DESCRIPTION OF SYMBOLS 10 Combustor 12 Nozzle 14 Top cap 16 Casing 18 End cap 20 Liner 22 Combustion chamber 24 Flow sleeve 26 Flow hole 28 Annular passage 30 Manifold 32 Coolant supply source 34 Central fuselage 36 Shroud 38 Axial centerline 40 Annular passage 42 Wing 44 Plenum 46 Central fuselage opening 48 Wing port 50 Shroud passage 52 Louver 62 Nozzle 64 Central fuselage 66 Shroud 68 Wing 70 Axial centerline 72 Annular passage 74 Plenum 76 Central fuselage opening 78 Wing port 80 Shroud passage

Claims (12)

A nozzle (12),
a. A central fuselage (34);
b. A shroud (36) circumferentially surrounding at least a portion of the central fuselage (34) and defining an annular passage (40) between the central fuselage (34);
c. A plurality of openings (46) extending through the central body to the annular passage (40);
d. A plenum (44) extending within the central body (34) and in fluid communication with the plurality of openings (46);
e. A nozzle (12) comprising a cooling medium (32) in fluid communication with the plenum (44).   The nozzle (12) of claim 1, wherein the cooling medium (32) comprises at least one of steam, an inert gas, or a diluent.   The annular body further includes one or more wings (42) between the central body (34) and the shroud (36), the one or more wings (42) passing through the one or more wings (42). The nozzle (12) according to claim 1 or 2, wherein a plurality of ports (48) leading to (40) are defined.   The nozzle (12) of claim 3, wherein the plenum (44) is in fluid communication with a plurality of ports (48) of the one or more wings (42).   A nozzle according to any one of the preceding claims, wherein the shroud (36) defines a plurality of passages (50) extending through the shroud (36) to the annular passage (40). (12).   The nozzle (12) of claim 5, wherein the plenum (44) is in fluid communication with the plurality of passages (50) through the shroud (36).   The nozzle (12) of any preceding claim, further comprising a louver (52) coupled to the central body (34) and proximate to at least one of the plurality of openings (46). . A method of cooling the nozzle (12),
a.

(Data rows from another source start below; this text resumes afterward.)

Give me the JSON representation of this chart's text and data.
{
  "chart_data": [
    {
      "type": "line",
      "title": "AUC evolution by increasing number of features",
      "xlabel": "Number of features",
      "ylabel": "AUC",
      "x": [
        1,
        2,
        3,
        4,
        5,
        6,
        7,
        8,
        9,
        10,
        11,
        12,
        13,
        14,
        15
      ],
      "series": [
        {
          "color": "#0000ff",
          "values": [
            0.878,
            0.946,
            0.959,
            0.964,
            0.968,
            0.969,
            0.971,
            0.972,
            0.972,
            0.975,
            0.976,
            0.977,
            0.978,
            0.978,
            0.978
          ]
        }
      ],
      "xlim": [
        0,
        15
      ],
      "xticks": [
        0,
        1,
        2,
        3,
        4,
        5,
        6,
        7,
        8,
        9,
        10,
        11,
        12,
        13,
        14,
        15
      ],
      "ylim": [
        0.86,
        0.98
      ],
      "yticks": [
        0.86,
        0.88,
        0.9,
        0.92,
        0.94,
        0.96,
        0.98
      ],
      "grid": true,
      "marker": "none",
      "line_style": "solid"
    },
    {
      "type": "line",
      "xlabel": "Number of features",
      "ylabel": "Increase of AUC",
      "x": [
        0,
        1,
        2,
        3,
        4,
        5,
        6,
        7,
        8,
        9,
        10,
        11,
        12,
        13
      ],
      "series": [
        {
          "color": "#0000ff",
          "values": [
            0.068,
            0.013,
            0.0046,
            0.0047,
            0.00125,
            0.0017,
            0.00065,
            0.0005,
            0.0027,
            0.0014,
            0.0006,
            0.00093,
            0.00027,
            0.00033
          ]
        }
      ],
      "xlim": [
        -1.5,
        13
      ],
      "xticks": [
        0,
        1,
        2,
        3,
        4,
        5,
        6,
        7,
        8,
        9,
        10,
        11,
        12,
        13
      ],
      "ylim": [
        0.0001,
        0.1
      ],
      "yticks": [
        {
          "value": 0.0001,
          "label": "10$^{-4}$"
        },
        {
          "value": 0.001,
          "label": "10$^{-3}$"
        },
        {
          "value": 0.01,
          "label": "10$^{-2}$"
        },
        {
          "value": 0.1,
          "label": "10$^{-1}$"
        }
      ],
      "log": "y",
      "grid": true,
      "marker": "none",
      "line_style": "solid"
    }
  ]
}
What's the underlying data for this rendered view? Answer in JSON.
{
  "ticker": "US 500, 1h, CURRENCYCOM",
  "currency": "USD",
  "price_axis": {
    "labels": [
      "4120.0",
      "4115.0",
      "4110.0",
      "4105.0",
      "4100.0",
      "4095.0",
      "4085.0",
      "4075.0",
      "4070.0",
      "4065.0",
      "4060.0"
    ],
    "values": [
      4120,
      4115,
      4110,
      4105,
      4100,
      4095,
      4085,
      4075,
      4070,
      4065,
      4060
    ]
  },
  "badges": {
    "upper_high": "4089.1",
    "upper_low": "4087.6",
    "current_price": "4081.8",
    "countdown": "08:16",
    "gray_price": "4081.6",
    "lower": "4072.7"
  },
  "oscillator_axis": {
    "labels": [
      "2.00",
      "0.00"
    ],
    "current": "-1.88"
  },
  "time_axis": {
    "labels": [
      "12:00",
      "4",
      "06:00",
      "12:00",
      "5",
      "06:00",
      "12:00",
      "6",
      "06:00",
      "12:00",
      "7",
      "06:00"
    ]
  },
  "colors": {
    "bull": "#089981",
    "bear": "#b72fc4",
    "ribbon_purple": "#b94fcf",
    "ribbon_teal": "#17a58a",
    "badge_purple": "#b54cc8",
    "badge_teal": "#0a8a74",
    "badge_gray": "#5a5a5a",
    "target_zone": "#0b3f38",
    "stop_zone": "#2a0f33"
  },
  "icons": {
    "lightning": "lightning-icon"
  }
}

Flowing the cooling medium (32) through the plenum (44) across the surface of the nozzle (12).   The method of claim 8, further comprising flowing the cooling medium (32) through a central body (34) of the nozzle (12).   The method according to claim 8 or 9, further comprising flowing the cooling medium (32) through a shroud (36) surrounding the nozzle (12).   The method of any one of claims 8 to 10, further comprising flowing the cooling medium (32) through a wing (42) extending between the shroud (36) and the central fuselage (34).   The method according to any one of claims 8 to 11, further comprising the step of effusion cooling the surface of the nozzle (12).